July 2005

July 2005

My plan this summer has been to go slowly and see who I am becoming, within the context of a new home and new life on a river. With a new home there is a desire to change things so the environment becomes a bit more of a personal reflection.

Here, a few walls were splashed with paint to neutralize the canvas, but the rest of the time has been spent listening and observing the rhythms and patterns that already live here. 

The previous owner was a plants lover, and the garden beds have been popping out surprises each day. In one garden bed are purple lupins and irises surrounded by a variety of yellow flowers and giant orange poppies. Not surprisingly those same colours found themselves dominating the bedroom, which overlooks that garden. No doubt there are crystals under the house and under the gardens that are similarly hued, as these surface colours are expressions of listening deeply to a place.

Perhaps the greatest fun has been getting to know the creatures who also call this home. There is a family of beavers living just upriver who are so busy along the shore that they quickly decided to trust me, and come very close when I am outside. The two flying squirrels that live in the storage barn also have no fear of me and will get up and run to where I am and watch me from as close as two feet away. Often they sit eating huge dried mushrooms, while I fill tea orders and prattle on telling them stories. And two otters appear quite comfortable sharing the river when I am out for a swim. They float about on their backs and drop their heads backward into the water to nibble on lilies or for no good reason at all, other than it feels good. Their attitude is quite addictive when they are around, and my quick dips turn into more languid floats, watching clouds drift along.  A Canada goose and a loon appeared to be alone this spring so I would sing to them for company, and call out “hello” when they were near. They must have been thinking it all rather sweet that the two-legged was so friendly. Unbeknownst to me, they were males waiting for their mates to finish sitting on the nests, and when their babies were born, both birds brought their families to visit. We made quite a fuss, which they enjoyed.

Through one whole visit two muskrats moved among them picking long tufts of grass for one of their famous musk mounds. It was all so social and friendly. I feel social and friendly too, so this is really the perfect spot to have moved.

There is less separation between myself and my surroundings here, and as a result those relationships are becoming closer. When I go outside and hear the garden tell me it needs watering, I know it told me, and I know it heard me tell it to wait until the evening.  There is no one telling me that I am athropomorphizing, and so I can listen in a new way to what is here, and it responds. For example, I went to the river and told the bullfrogs that I loved their song and that for me they sounded like Tibetan monks, chanting and weaving a spell around the house cradling it in serenity and joy. A frog croaked a response and when I sought out the frog, I saw it sitting under a tree, as if imitating the Buddha sitting under the bodhi tree.

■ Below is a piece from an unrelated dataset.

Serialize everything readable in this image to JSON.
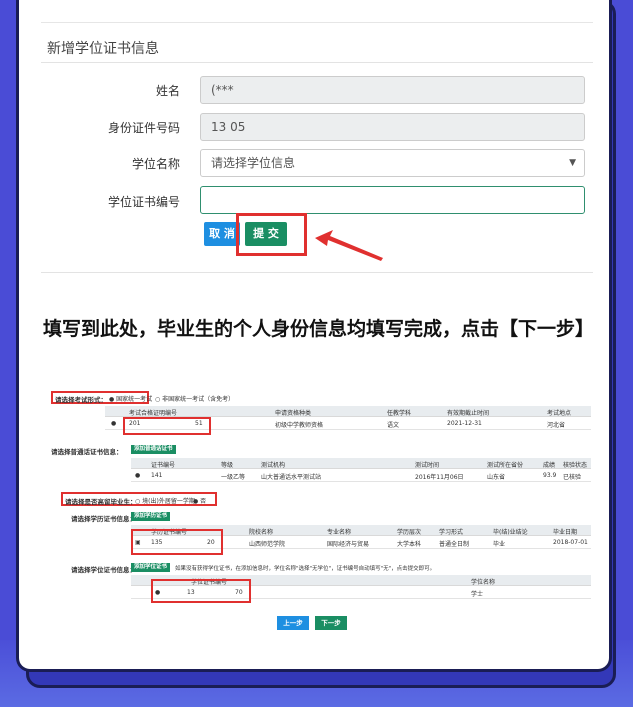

At the local summer solstice dinner and fire, we danced under the full moon and sang songs from around the world that celebrate the fecundity of the earth and expressed our gratitude. In the heavens that night Mercury was conjunct with Venus in Cancer. Their dance together offered the energetic gift of communicating (Mercury) and responding (Venus) to things around us, at a feeling or non-verbal level. Perhaps listening with our hearts will be easier this coming year, in fact perhaps the heavens are encouraging it.

As solstice approached there were a lot of eathquakes along the California coast. Having lived many summers there in my twenties, my heart easily reaches out to the area and I found myself thinking: Being that all is connected what can I offer to the area? The image that presented itself was of the Buddha in repose during a storm. A dear friend reminded me that one of the original founders of Findhorn had remarked that it was vitally important that we work on ourselves, and do our work, so that the Earth’s crust will heal herself in softer ways.

Inspired by the heavenly conjunction and the image of Buddha, I sit in the garden this summer and meditate on inner balance and creative fecundity. I will venture out past the garden’s perimeters and merge my breathing with the garden’s, and then merge our breathing with the planet's breath. After all, what better way is there to offer ourselves to the world, than to breathe in and out, with the Earth.